A tática coloca a empresa frente a frente com gigantes como a Amazon, Microsoft e Google, que há muito dominam o mercado ao arrendar poder computacional a milhares de programadores com lucros enormes. O acesso a chips de alto desempenho tornou-se um dos campos de batalha mais ferozes na atual corrida pela liderança tecnológica, onde novos nomes como a CoreWeave e a Lambda também já operam.

Curiosamente, os laços entre as duas empresas já vêm do passado. Em março, a empresa de inteligência artificial contratou Andrew Milich e Jason Ginsburg, dois antigos diretores de engenharia de produto da Cursor. Atualmente, ambos supervisionam a equipa de produto da xAI e respondem diretamente ao próprio Musk e ao presidente da empresa, Michael Nicolls.

Expansão acelerada e os desafios nos bastidores

A xAI é uma das várias entidades na corrida pelos melhores modelos da indústria, lado a lado com rivais de peso como a OpenAI e a Anthropic. Para vencer, Musk afirmou numa reunião no passado mês de dezembro que a sua vantagem residiria no acesso superior a poder de processamento.
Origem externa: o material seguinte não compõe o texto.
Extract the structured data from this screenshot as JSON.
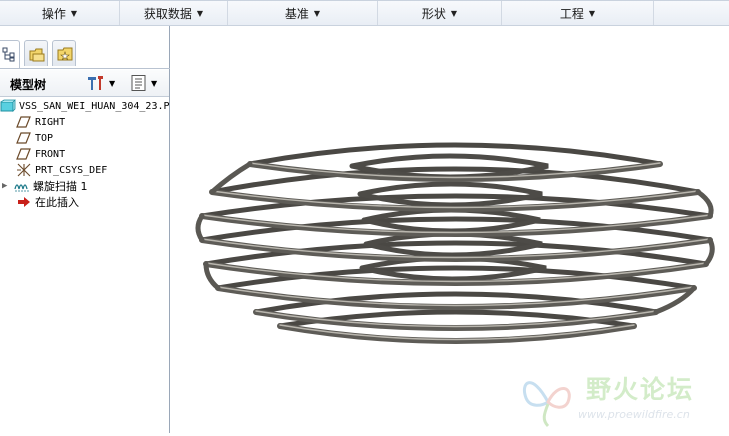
{
  "groups": [
    {
      "label": "操作"
    },
    {
      "label": "获取数据"
    },
    {
      "label": "基准"
    },
    {
      "label": "形状"
    },
    {
      "label": "工程"
    }
  ],
  "model_tree": {
    "title": "模型树",
    "items": [
      {
        "label": "VSS_SAN_WEI_HUAN_304_23.P",
        "icon": "part-icon"
      },
      {
        "label": "RIGHT",
        "icon": "datum-plane-icon"
      },
      {
        "label": "TOP",
        "icon": "datum-plane-icon"
      },
      {
        "label": "FRONT",
        "icon": "datum-plane-icon"
      },
      {
        "label": "PRT_CSYS_DEF",
        "icon": "csys-icon"
      },
      {
        "label": "螺旋扫描 1",
        "icon": "helical-sweep-icon"
      },
      {
        "label": "在此插入",
        "icon": "insert-here-arrow-icon"
      }
    ]
  },
  "watermark": {
    "title": "野火论坛",
    "url": "www.proewildfire.cn"
  },
  "colors": {
    "spring": "#5a5853",
    "spring_highlight": "#b9b6ae",
    "insert_arrow": "#c8201a",
    "part_icon": "#2bb5c8"
  }
}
A infraestrutura da empresa, batizada de Colossus, tem crescido a um ritmo impressionante. No ano passado, a marca revelou possuir cerca de 200.000 GPUs da Nvidia e delineou planos para atingir a impressionante marca de um milhão de unidades.

Ainda assim, os bastidores têm sido marcados por algumas mudanças estruturais. Na última semana, a equipa de infraestrutura perdeu o seu diretor, Heinrich Küttler. Para preencher as lacunas, Jake Palmer assumiu a liderança da infraestrutura física, enquanto Daniel Dueri, proveniente da SpaceX, tomou as rédeas da infraestrutura de computação.

O desafio imediato da nova liderança passa pela eficiência operacional. Num memorando interno, Nicolls admitiu que a taxa de utilização eficiente das GPUs durante os treinos estava num valor de apenas 11%, consideravelmente abaixo da média da indústria, que ronda os 35% a 45%. A meta da equipa passa agora por atingir os 50% nos próximos meses.

Entretanto, a Cursor encontra-se em negociações para atingir uma avaliação de cerca de 46 mil milhões de euros, enfrentando a pressão crescente das concorrentes diretas no ramo dos assistentes de programação. O seu modelo Composer 2, lançado em março a partir de uma base de código aberto da startup chinesa Moonshot AI e afinado com dados dos seus utilizadores, já demonstrou a capacidade de gerar e editar código em projetos de grande escala.